Ana M. Gómez, MC, LPC
Ana M. Gómez, MC, LPC is the founder and director of the AGATE Institute in Phoenix, AZ. She is a psychotherapist, author, and an international speaker on the use of EMDR therapy with children and adolescents with complex and developmental trauma as well as generational wounds and dissociation. She has led workshops and keynote presentations around the world to thousands of clinicians. Ana is a fellow of the International Society for the Study of Trauma and Dissociation (ISSTD). Ana is the author of EMDR Therapy and Adjunct Approaches with Children: Complex Trauma, Attachment and Dissociation and several book chapters and articles on the use of EMDR therapy with children and adolescents. Ana was the recipient of the 2023 “Francine Shapiro Award” from EMDRIA, the 2011 “Distinguished Service Award” from the Arizona Play Therapy Association, and the 2012 Sierra Tucson “Hope Award.”
Lisa Spiegel, MA, LMHC
Lisa Spiegel, MA, LMHC received her BA from Vassar College, and has a Master’s degree in Developmental Psychology from Columbia University. From her four decades of working with adults and children she has developed an approach that draws from an eclectic array of disciplines – talk therapy, trauma work, yoga, mindfulness, and parent coaching.

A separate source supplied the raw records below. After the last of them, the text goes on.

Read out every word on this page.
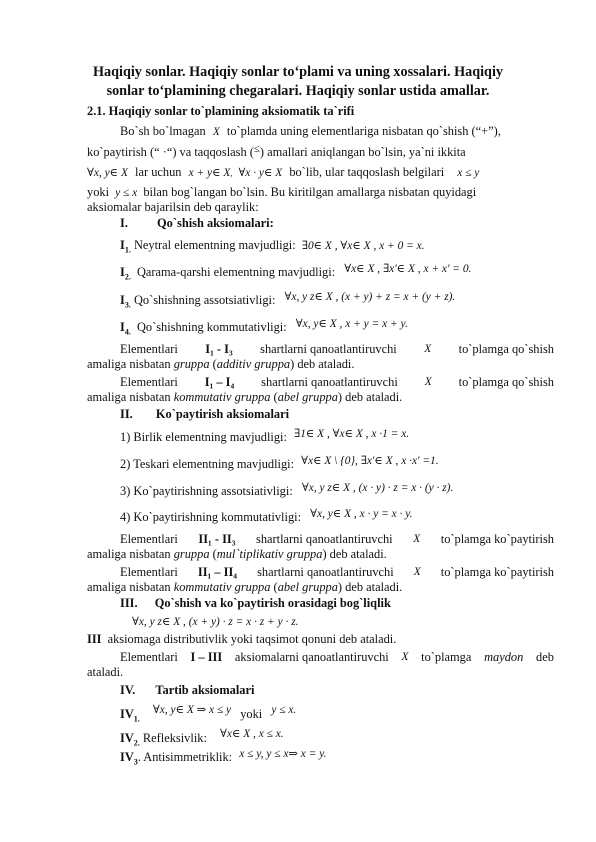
Haqiqiy sonlar. Haqiqiy sonlar to‘plami va uning xossalari. Haqiqiy
sonlar to‘plamining chegaralari. Haqiqiy sonlar ustida amallar.
2.1. Haqiqiy sonlar to`plamining aksiomatik ta`rifi
Bo`sh bo`lmagan X to`plamda uning elementlariga nisbatan qo`shish (“+”),
ko`paytirish (“ ·“) va taqqoslash (≤) amallari aniqlangan bo`lsin, ya`ni ikkita
∀x, y∈ X lar uchun x + y∈ X, ∀x · y∈ X bo`lib, ular taqqoslash belgilari x ≤ y
yoki y ≤ x bilan bog`langan bo`lsin. Bu kiritilgan amallarga nisbatan quyidagi
aksiomalar bajarilsin deb qaraylik:
I. Qo`shish aksiomalari:
$I_{1.}$ Neytral elementning mavjudligi: ∃0∈ X , ∀x∈ X , x + 0 = x.
$I_{2.}$ Qarama-qarshi elementning mavjudligi: ∀x∈ X , ∃x′∈ X , x + x′ = 0.
$I_{3.}$ Qo`shishning assotsiativligi: ∀x, y z∈ X , (x + y) + z = x + (y + z).
$I_{4.}$ Qo`shishning kommutativligi: ∀x, y∈ X , x + y = x + y.
Elementlari I₁ - I₃ shartlarni qanoatlantiruvchi X to`plamga qo`shish
amaliga nisbatan gruppa (additiv gruppa) deb ataladi.
Elementlari I₁ – I₄ shartlarni qanoatlantiruvchi X to`plamga qo`shish
amaliga nisbatan kommutativ gruppa (abel gruppa) deb ataladi.
II. Ko`paytirish aksiomalari
1) Birlik elementning mavjudligi: ∃1∈ X , ∀x∈ X , x ·1 = x.
2) Teskari elementning mavjudligi: ∀x∈ X \ {0}, ∃x′∈ X , x ·x′ =1.
3) Ko`paytirishning assotsiativligi: ∀x, y z∈ X , (x · y) · z = x · (y · z).
4) Ko`paytirishning kommutativligi: ∀x, y∈ X , x · y = x · y.
Elementlari II₁ - II₃ shartlarni qanoatlantiruvchi X to`plamga ko`paytirish
amaliga nisbatan gruppa (mul`tiplikativ gruppa) deb ataladi.
Elementlari II₁ – II₄ shartlarni qanoatlantiruvchi X to`plamga ko`paytirish
amaliga nisbatan kommutativ gruppa (abel gruppa) deb ataladi.
III. Qo`shish va ko`paytirish orasidagi bog`liqlik
∀x, y z∈ X , (x + y) · z = x · z + y · z.
III aksiomaga distributivlik yoki taqsimot qonuni deb ataladi.
Elementlari I – III aksiomalarni qanoatlantiruvchi X to`plamga maydon deb
ataladi.
IV. Tartib aksiomalari
$IV_{1.}$ ∀x, y∈ X ⇒ x ≤ y yoki y ≤ x.
$IV_{2.}$ Refleksivlik: ∀x∈ X , x ≤ x.
$IV_3$. Antisimmetriklik: x ≤ y, y ≤ x⇒ x = y.
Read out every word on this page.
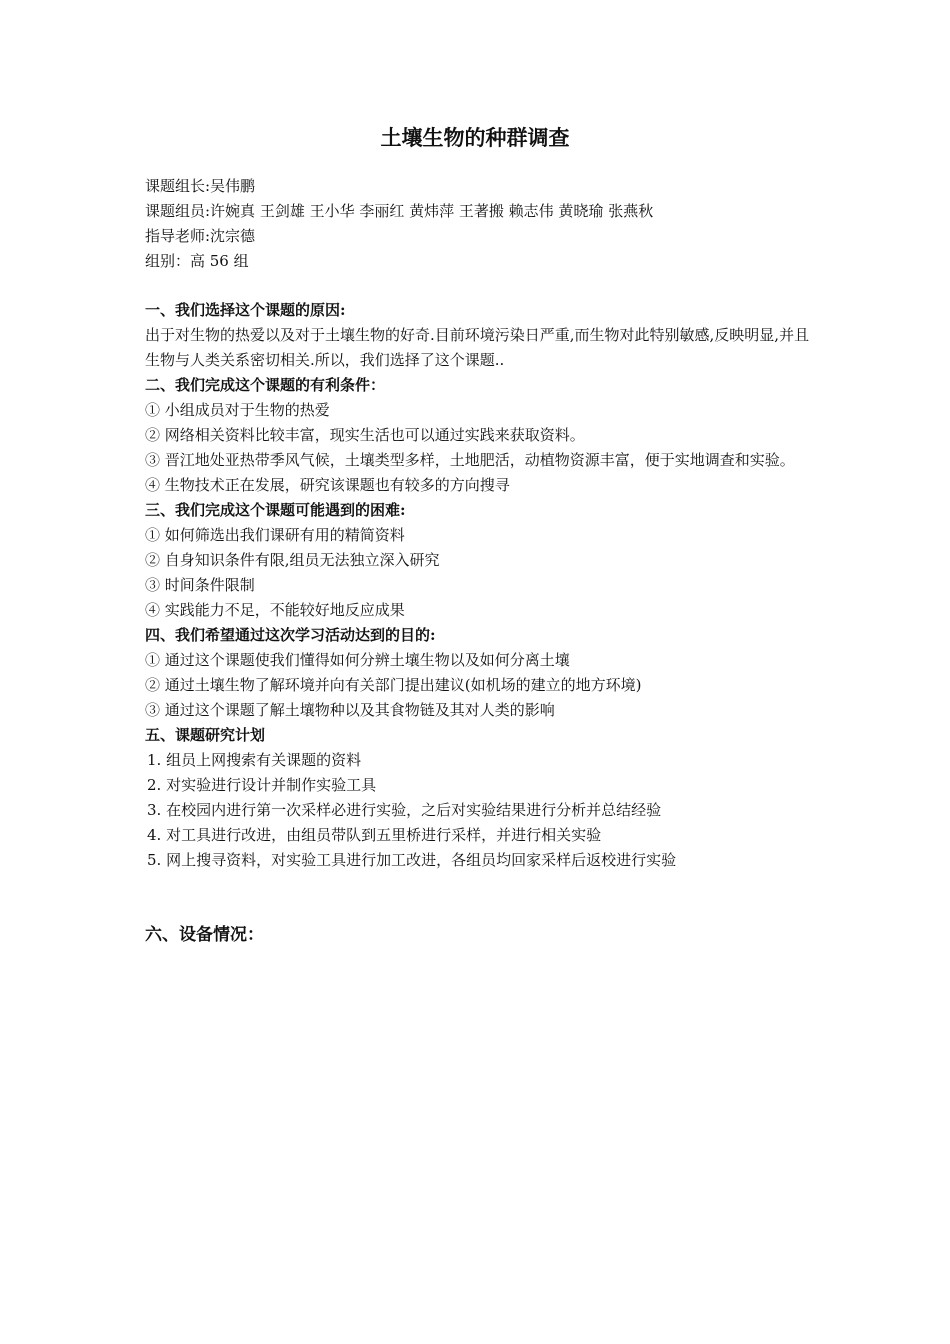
土壤生物的种群调查
课题组长:吴伟鹏
课题组员:许婉真 王剑雄 王小华 李丽红 黄炜萍 王著搬 赖志伟 黄晓瑜 张燕秋
指导老师:沈宗德
组别：高 56 组
一、我们选择这个课题的原因:
出于对生物的热爱以及对于土壤生物的好奇.目前环境污染日严重,而生物对此特别敏感,反映明显,并且生物与人类关系密切相关.所以，我们选择了这个课题..
二、我们完成这个课题的有利条件：
① 小组成员对于生物的热爱
② 网络相关资料比较丰富，现实生活也可以通过实践来获取资料。
③ 晋江地处亚热带季风气候，土壤类型多样，土地肥活，动植物资源丰富，便于实地调查和实验。
④ 生物技术正在发展，研究该课题也有较多的方向搜寻
三、我们完成这个课题可能遇到的困难:
① 如何筛选出我们课研有用的精简资料
② 自身知识条件有限,组员无法独立深入研究
③ 时间条件限制
④ 实践能力不足，不能较好地反应成果
四、我们希望通过这次学习活动达到的目的:
① 通过这个课题使我们懂得如何分辨土壤生物以及如何分离土壤
② 通过土壤生物了解环境并向有关部门提出建议(如机场的建立的地方环境)
③ 通过这个课题了解土壤物种以及其食物链及其对人类的影响
五、课题研究计划
1. 组员上网搜索有关课题的资料
2. 对实验进行设计并制作实验工具
3. 在校园内进行第一次采样必进行实验，之后对实验结果进行分析并总结经验
4. 对工具进行改进，由组员带队到五里桥进行采样，并进行相关实验
5. 网上搜寻资料，对实验工具进行加工改进，各组员均回家采样后返校进行实验
六、设备情况：
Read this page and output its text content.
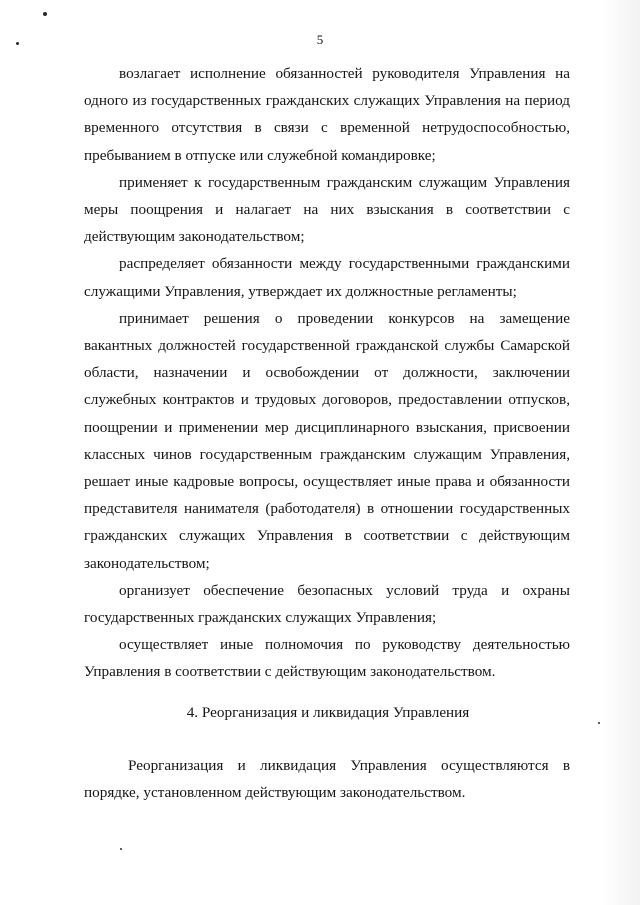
5

возлагает исполнение обязанностей руководителя Управления на одного из государственных гражданских служащих Управления на период временного отсутствия в связи с временной нетрудоспособностью, пребыванием в отпуске или служебной командировке;

применяет к государственным гражданским служащим Управления меры поощрения и налагает на них взыскания в соответствии с действующим законодательством;

распределяет обязанности между государственными гражданскими служащими Управления, утверждает их должностные регламенты;

принимает решения о проведении конкурсов на замещение вакантных должностей государственной гражданской службы Самарской области, назначении и освобождении от должности, заключении служебных контрактов и трудовых договоров, предоставлении отпусков, поощрении и применении мер дисциплинарного взыскания, присвоении классных чинов государственным гражданским служащим Управления, решает иные кадровые вопросы, осуществляет иные права и обязанности представителя нанимателя (работодателя) в отношении государственных гражданских служащих Управления в соответствии с действующим законодательством;

организует обеспечение безопасных условий труда и охраны государственных гражданских служащих Управления;

осуществляет иные полномочия по руководству деятельностью Управления в соответствии с действующим законодательством.

4. Реорганизация и ликвидация Управления

Реорганизация и ликвидация Управления осуществляются в порядке, установленном действующим законодательством.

Her post-graduate education includes certification in Internal Family Systems Therapy, LifeForce Yoga®, and couples counseling from the Relational Life Institute. Lisa is a Level III trained EMDR practitioner and has used this modality since 2000. She is also a certified Safe and Sound Protocol practitioner. She is the author of Internal Family Systems Therapy with Children, published in 2017, and is the co-author with Jean Kunhardt and Sandra K. Basile of A Mother’s Circle.